Right now I am not even convinced that an e-bike's benefits would outweigh the costs. If that changes, however, I do think that I would buy a turn-key solution.
 
I believe I could hold 30 mph if not more on my WattWagon UC but it is beyond a class 3. It is stock form the manufacturer. . I wonder what a fit younger rider could do.
I see from their website that those bikes can come with huge wattage. My guess is that even at that, averaging more than 30mph will be hard - that little 2 in superscript in the wind resistance formula is the little bugger that stops you from sustaining high speeds! Damn physics! 😂
 
I see from their website that those bikes can come with huge wattage. My guess is that even at that, averaging more than 30mph will be hard - that little 2 in superscript in the wind resistance formula is the little bugger that stops you from sustaining high speeds! Damn physics! 😂
It is "3". Cube relationship between power demand and air drag.
 
I see from their website that those bikes can come with huge wattage.
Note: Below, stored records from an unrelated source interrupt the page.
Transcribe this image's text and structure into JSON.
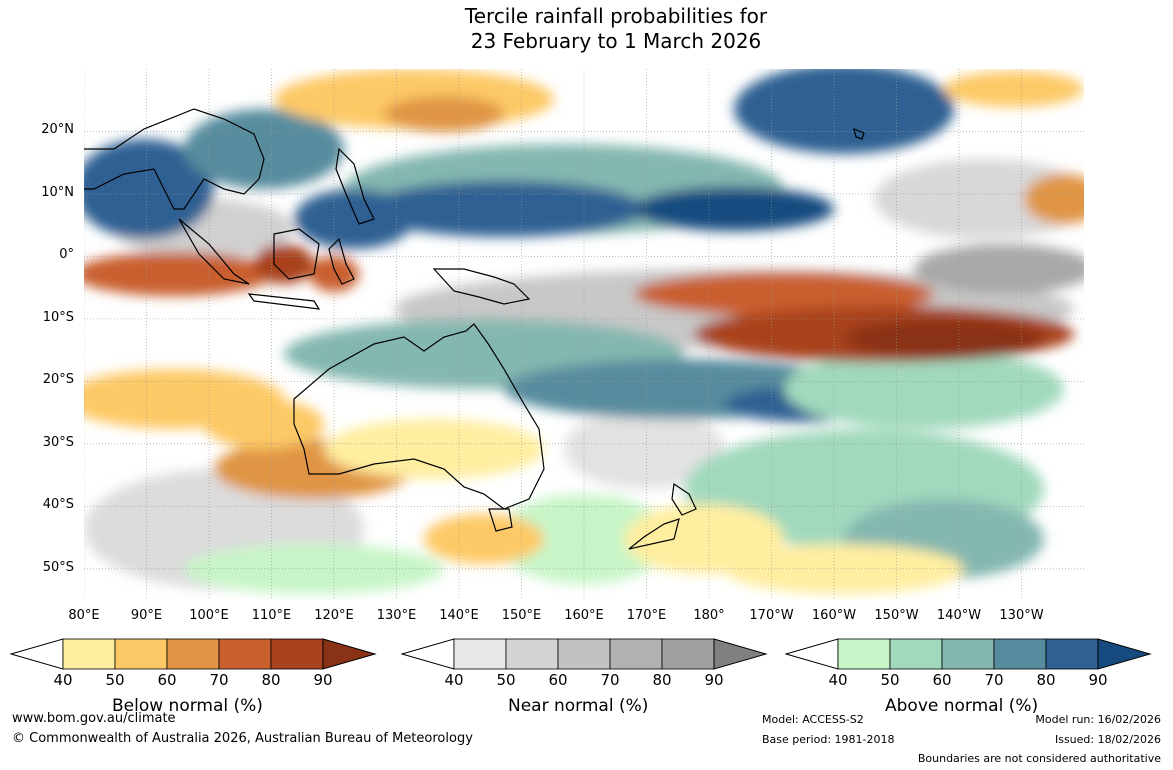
{
  "title": {
    "line1": "Tercile rainfall probabilities for",
    "line2": "23 February to 1 March 2026"
  },
  "axes": {
    "lat_labels": [
      "20°N",
      "10°N",
      "0°",
      "10°S",
      "20°S",
      "30°S",
      "40°S",
      "50°S"
    ],
    "lon_labels": [
      "80°E",
      "90°E",
      "100°E",
      "110°E",
      "120°E",
      "130°E",
      "140°E",
      "150°E",
      "160°E",
      "170°E",
      "180°",
      "170°W",
      "160°W",
      "150°W",
      "140°W",
      "130°W"
    ],
    "lon_range": [
      80,
      240
    ],
    "lat_range": [
      -55,
      30
    ],
    "gridlines": true
  },
  "colorbars": [
    {
      "title": "Below normal (%)",
      "ticks": [
        "40",
        "50",
        "60",
        "70",
        "80",
        "90"
      ],
      "colors": [
        "#ffeea0",
        "#fdc966",
        "#e09545",
        "#c95f2d",
        "#a9431f",
        "#8a3215"
      ]
    },
    {
      "title": "Near normal (%)",
      "ticks": [
        "40",
        "50",
        "60",
        "70",
        "80",
        "90"
      ],
      "colors": [
        "#e8e8e8",
        "#d4d4d4",
        "#c2c2c2",
        "#b1b1b1",
        "#a0a0a0",
        "#808080"
      ]
    },
    {
      "title": "Above normal (%)",
      "ticks": [
        "40",
        "50",
        "60",
        "70",
        "80",
        "90"
      ],
      "colors": [
        "#c8f5c8",
        "#a1d9bd",
        "#84b7b0",
        "#578c9e",
        "#2f6193",
        "#174b80"
      ]
    }
  ],
  "footer": {
    "website": "www.bom.gov.au/climate",
    "copyright": "© Commonwealth of Australia 2026, Australian Bureau of Meteorology",
    "model": "Model: ACCESS-S2",
    "base_period": "Base period: 1981-2018",
    "model_run": "Model run: 16/02/2026",
    "issued": "Issued: 18/02/2026",
    "disclaimer": "Boundaries are not considered authoritative"
  }
}
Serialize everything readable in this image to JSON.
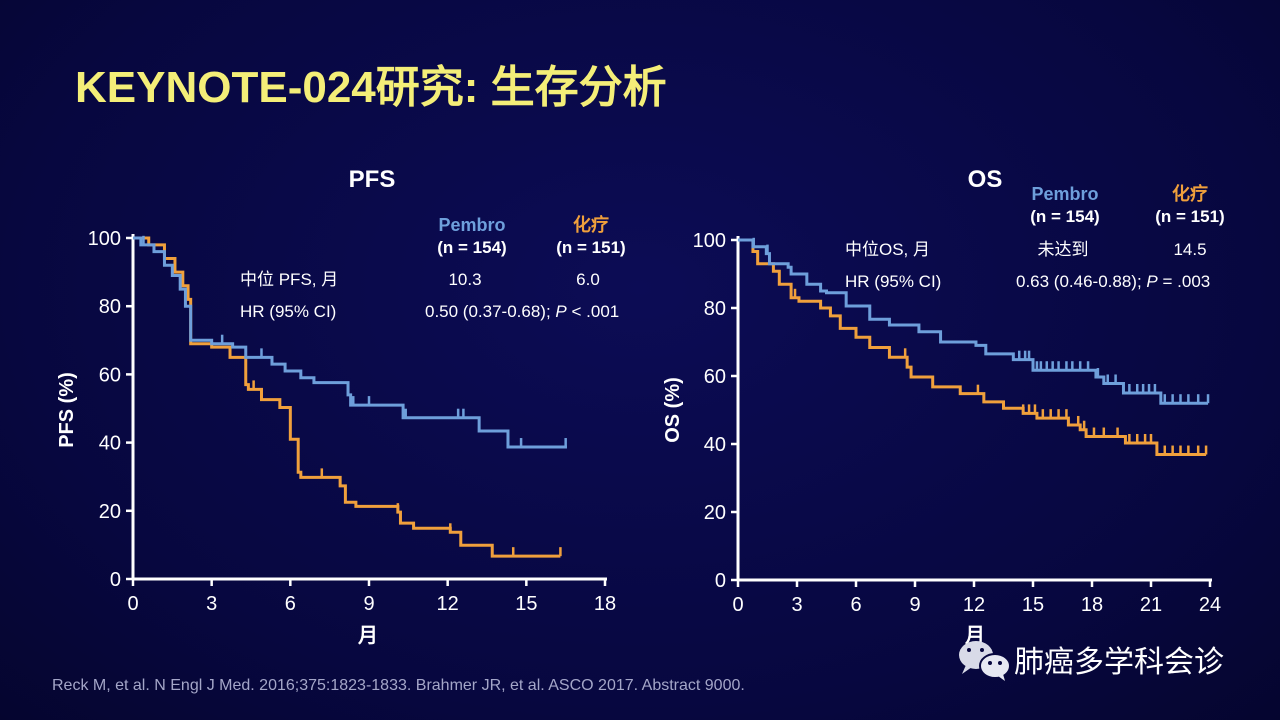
{
  "title": "KEYNOTE-024研究: 生存分析",
  "colors": {
    "pembro": "#6e9fdb",
    "chemo": "#f0a03c",
    "title": "#f4ee78",
    "background": "#07073f"
  },
  "chart_data": [
    {
      "type": "line",
      "subtype": "kaplan-meier",
      "title": "PFS",
      "xlabel": "月",
      "ylabel": "PFS (%)",
      "xlim": [
        0,
        18
      ],
      "ylim": [
        0,
        100
      ],
      "xticks": [
        "0",
        "3",
        "6",
        "9",
        "12",
        "15",
        "18"
      ],
      "yticks": [
        "0",
        "20",
        "40",
        "60",
        "80",
        "100"
      ],
      "legend": [
        {
          "name": "Pembro",
          "n": "(n = 154)"
        },
        {
          "name": "化疗",
          "n": "(n = 151)"
        }
      ],
      "stats": {
        "median_label": "中位 PFS, 月",
        "median_pembro": "10.3",
        "median_chemo": "6.0",
        "hr_label": "HR (95% CI)",
        "hr_value": "0.50 (0.37-0.68); ",
        "p_symbol": "P",
        "p_value": " < .001"
      },
      "series": [
        {
          "name": "Pembro",
          "steps": [
            [
              0,
              100
            ],
            [
              0.3,
              98
            ],
            [
              0.8,
              96
            ],
            [
              1.2,
              92
            ],
            [
              1.5,
              89
            ],
            [
              1.8,
              85
            ],
            [
              2.0,
              80
            ],
            [
              2.2,
              70
            ],
            [
              3.0,
              69
            ],
            [
              3.8,
              68
            ],
            [
              4.3,
              65
            ],
            [
              5.3,
              63
            ],
            [
              5.8,
              61
            ],
            [
              6.4,
              59
            ],
            [
              6.9,
              57.6
            ],
            [
              8.2,
              54
            ],
            [
              8.3,
              51
            ],
            [
              10.3,
              47.3
            ],
            [
              13.2,
              43.4
            ],
            [
              14.3,
              38.7
            ],
            [
              16.55,
              38.7
            ]
          ],
          "censored": [
            0.4,
            3.4,
            4.9,
            8.4,
            9.0,
            10.4,
            12.4,
            12.6,
            14.8,
            16.5
          ]
        },
        {
          "name": "化疗",
          "steps": [
            [
              0,
              100
            ],
            [
              0.6,
              98
            ],
            [
              1.2,
              94
            ],
            [
              1.6,
              90
            ],
            [
              1.9,
              86
            ],
            [
              2.1,
              82
            ],
            [
              2.2,
              69
            ],
            [
              3.0,
              68
            ],
            [
              3.7,
              65
            ],
            [
              4.3,
              57
            ],
            [
              4.4,
              55.6
            ],
            [
              4.9,
              52.6
            ],
            [
              5.6,
              50.3
            ],
            [
              6.0,
              41
            ],
            [
              6.3,
              31.3
            ],
            [
              6.4,
              29.8
            ],
            [
              7.9,
              27.3
            ],
            [
              8.1,
              22.5
            ],
            [
              8.5,
              21.3
            ],
            [
              10.1,
              19.6
            ],
            [
              10.2,
              16.4
            ],
            [
              10.7,
              14.9
            ],
            [
              12.1,
              13.7
            ],
            [
              12.5,
              9.9
            ],
            [
              13.7,
              6.7
            ],
            [
              16.3,
              6.7
            ]
          ],
          "censored": [
            4.6,
            7.2,
            7.9,
            10.1,
            12.1,
            13.7,
            14.5,
            16.3
          ]
        }
      ]
    },
    {
      "type": "line",
      "subtype": "kaplan-meier",
      "title": "OS",
      "xlabel": "月",
      "ylabel": "OS (%)",
      "xlim": [
        0,
        24
      ],
      "ylim": [
        0,
        100
      ],
      "xticks": [
        "0",
        "3",
        "6",
        "9",
        "12",
        "15",
        "18",
        "21",
        "24"
      ],
      "yticks": [
        "0",
        "20",
        "40",
        "60",
        "80",
        "100"
      ],
      "legend": [
        {
          "name": "Pembro",
          "n": "(n = 154)"
        },
        {
          "name": "化疗",
          "n": "(n = 151)"
        }
      ],
      "stats": {
        "median_label": "中位OS, 月",
        "median_pembro": "未达到",
        "median_chemo": "14.5",
        "hr_label": "HR (95% CI)",
        "hr_value": "0.63 (0.46-0.88); ",
        "p_symbol": "P",
        "p_value": " = .003"
      },
      "series": [
        {
          "name": "Pembro",
          "steps": [
            [
              0,
              100
            ],
            [
              0.76,
              98
            ],
            [
              1.44,
              96
            ],
            [
              1.6,
              93
            ],
            [
              2.55,
              92
            ],
            [
              2.7,
              90
            ],
            [
              3.5,
              87
            ],
            [
              4.2,
              85
            ],
            [
              4.5,
              84.5
            ],
            [
              5.5,
              80.6
            ],
            [
              6.7,
              76.7
            ],
            [
              7.7,
              75
            ],
            [
              9.2,
              73
            ],
            [
              10.3,
              70
            ],
            [
              12.1,
              69
            ],
            [
              12.6,
              66.5
            ],
            [
              14.0,
              64.8
            ],
            [
              15.0,
              61.7
            ],
            [
              18.2,
              59.7
            ],
            [
              18.6,
              57.8
            ],
            [
              19.6,
              55
            ],
            [
              21.5,
              52
            ],
            [
              23.9,
              52
            ]
          ],
          "censored": [
            0.8,
            1.5,
            14.3,
            14.6,
            14.8,
            15.2,
            15.4,
            15.7,
            16.0,
            16.3,
            16.7,
            17.0,
            17.4,
            17.8,
            18.3,
            18.8,
            19.2,
            19.9,
            20.3,
            20.6,
            20.9,
            21.2,
            21.7,
            22.1,
            22.5,
            22.9,
            23.4,
            23.9
          ]
        },
        {
          "name": "化疗",
          "steps": [
            [
              0,
              100
            ],
            [
              0.76,
              96.6
            ],
            [
              1.0,
              93
            ],
            [
              1.8,
              90.8
            ],
            [
              2.1,
              87
            ],
            [
              2.7,
              83
            ],
            [
              3.1,
              82
            ],
            [
              4.2,
              80
            ],
            [
              4.7,
              77.7
            ],
            [
              5.2,
              74
            ],
            [
              6.0,
              71.4
            ],
            [
              6.7,
              68.4
            ],
            [
              7.7,
              65.5
            ],
            [
              8.6,
              62.6
            ],
            [
              8.8,
              59.7
            ],
            [
              9.9,
              56.8
            ],
            [
              11.3,
              54.8
            ],
            [
              12.5,
              52.4
            ],
            [
              13.5,
              50.5
            ],
            [
              14.5,
              49
            ],
            [
              15.2,
              47.6
            ],
            [
              16.8,
              45.6
            ],
            [
              17.4,
              44.2
            ],
            [
              17.7,
              42.2
            ],
            [
              19.7,
              40.3
            ],
            [
              21.3,
              36.9
            ],
            [
              23.8,
              36.9
            ]
          ],
          "censored": [
            2.9,
            8.5,
            12.2,
            14.5,
            14.8,
            15.1,
            15.5,
            15.9,
            16.3,
            16.7,
            17.3,
            17.6,
            18.1,
            18.6,
            19.3,
            19.9,
            20.3,
            20.7,
            21.0,
            21.7,
            22.1,
            22.5,
            22.9,
            23.4,
            23.8
          ]
        }
      ]
    }
  ],
  "footer": "Reck M, et al. N Engl J Med. 2016;375:1823-1833. Brahmer JR, et al. ASCO 2017. Abstract 9000.",
  "watermark": "肺癌多学科会诊"
}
My guess is that even at that, averaging more than 30mph will be hard - that little 2 in superscript in the wind resistance formula is the little bugger that stops you from sustaining high speeds! Damn physics! 😂
Actually the sweet spot for efficiency on any e-bike seems to be under 15mph. Beyond that you are using precious electrons to push wind more than to push yourself.
 
I stand by my statement , test ride 1 , 2300 watts , it may eat batteries but carry a spare or 2 all set
 
Actually the sweet spot for efficiency on any e-bike seems to be under 15mph. Beyond that you are using precious electrons to push wind more than to push yourself.
I think its just under 20 but not positive I only get a few more miles going 22 even when I work harder but I think thats because with the mid drive the harder I push the more the motor works.